La création de l’Alliance des États du Sahel (AES) par le Mali, le Burkina Faso et le Niger en 2023 a profondément bouleversé l’équilibre régional en Afrique de l’Ouest. Ce bloc, né d’une rupture avec la Communauté économique des États de l’Afrique de l’Ouest (Cédéao), soulève une question cruciale : ces deux entités peuvent-elles réellement coexister et collaborer dans un contexte géopolitique tendu ?
AES et Cédéao : Deux visions opposées de l’intégration régionale ?
La Cédéao, fondée en 1975, a pour mission principale l’intégration économique, politique et sociale des 15 États membres de la région. Elle repose sur des principes de libre circulation, d’union économique et de gouvernance démocratique, avec une intervention croissante dans les crises politiques et sécuritaires.
À l’inverse, l’AES, lancée en septembre 2023, repose sur un socle fondamentalement différent :
Priorité à la souveraineté nationale et au rejet des ingérences étrangères.
Approche militaro-sécuritaire, en réponse aux insurrections djihadistes qui frappent ces trois pays.
Remise en cause des sanctions de la Cédéao, perçues comme punitives après les coups d’État militaires au Mali (2021), au Burkina Faso (2022) et au Niger (2023).
Ces différences idéologiques et stratégiques ont conduit ces pays à quitter officiellement la Cédéao en janvier 2024, affirmant vouloir tracer leur propre voie dans la gestion des défis régionaux.
Des intérêts communs en matière de sécurité et d’économie
Malgré leurs divergences, la Cédéao et l’AES partagent des défis communs, notamment en matière de sécurité et de développement économique.
La lutte contre le terrorisme
Les trois pays de l’AES font face à une menace djihadiste persistante, qui menace également des États membres de la Cédéao comme le Bénin, le Togo et la Côte d’Ivoire. Une coopération renforcée en matière de renseignement et d’opérations militaires serait bénéfique pour toute la région.
Le commerce et la libre circulation
L’interdépendance économique entre les pays de l’AES et le reste de la Cédéao est une réalité incontournable. L’application stricte des sanctions économiques a montré l’impact négatif d’un cloisonnement régional, notamment sur le commerce des produits agricoles et énergétiques.
Vers une reconnaissance mutuelle et une coopération pragmatique ?

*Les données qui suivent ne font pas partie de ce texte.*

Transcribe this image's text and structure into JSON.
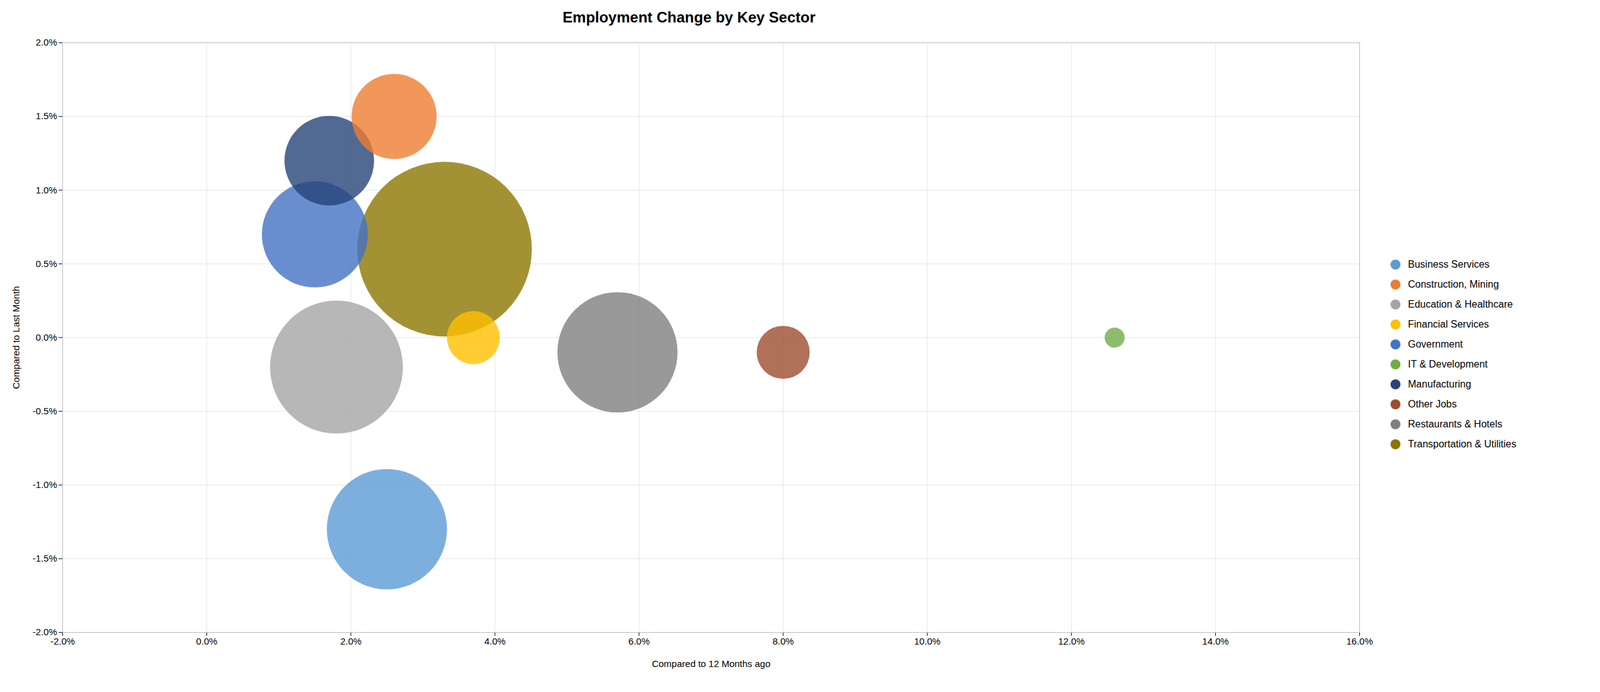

L’issue des tensions entre les deux organisations pourrait prendre plusieurs formes :
Scénario 1 : Une reconnaissance officielle de l’AES par la Cédéao
Si la Cédéao adopte une posture plus conciliante, une reconnaissance mutuelle pourrait permettre une coopération sur des dossiers stratégiques, notamment la sécurité et l’économie. Cela nécessiterait des réformes diplomatiques pour garantir des relations stables entre les deux blocs.
Scénario 2 : Une concurrence régionale et une fragmentation de l’Afrique de l’Ouest
Si les tensions persistent, l’AES pourrait chercher à étendre son influence en intégrant d’autres pays partageant sa vision souverainiste, tandis que la Cédéao tenterait de se renforcer sans ses anciens membres. Un tel schisme affaiblirait la capacité de l’Afrique de l’Ouest à relever les défis communs.
Scénario 3 : Une coopération pragmatique sans reconnaissance formelle
Même sans reconnaissance officielle, la nécessité d’une coordination sur des sujets comme la lutte contre le terrorisme et la gestion des flux économiques pourrait aboutir à une collaboration indirecte sur certains dossiers stratégiques.
Coexister ou s’affronter ?
La coexistence de la Cédéao et de l’AES est possible, mais conditionnée par un dialogue structuré et une volonté mutuelle d’éviter la confrontation.
Tant que les deux entités ne parviendront pas à harmoniser leurs intérêts, la région restera exposée à une instabilité accrue, freinant le développement et la lutte contre les menaces sécuritaires.
L’avenir de l’Afrique de l’Ouest dépendra donc de la capacité des dirigeants à privilégier une approche pragmatique, dépassant les divergences politiques au profit de la stabilité et du progrès régional.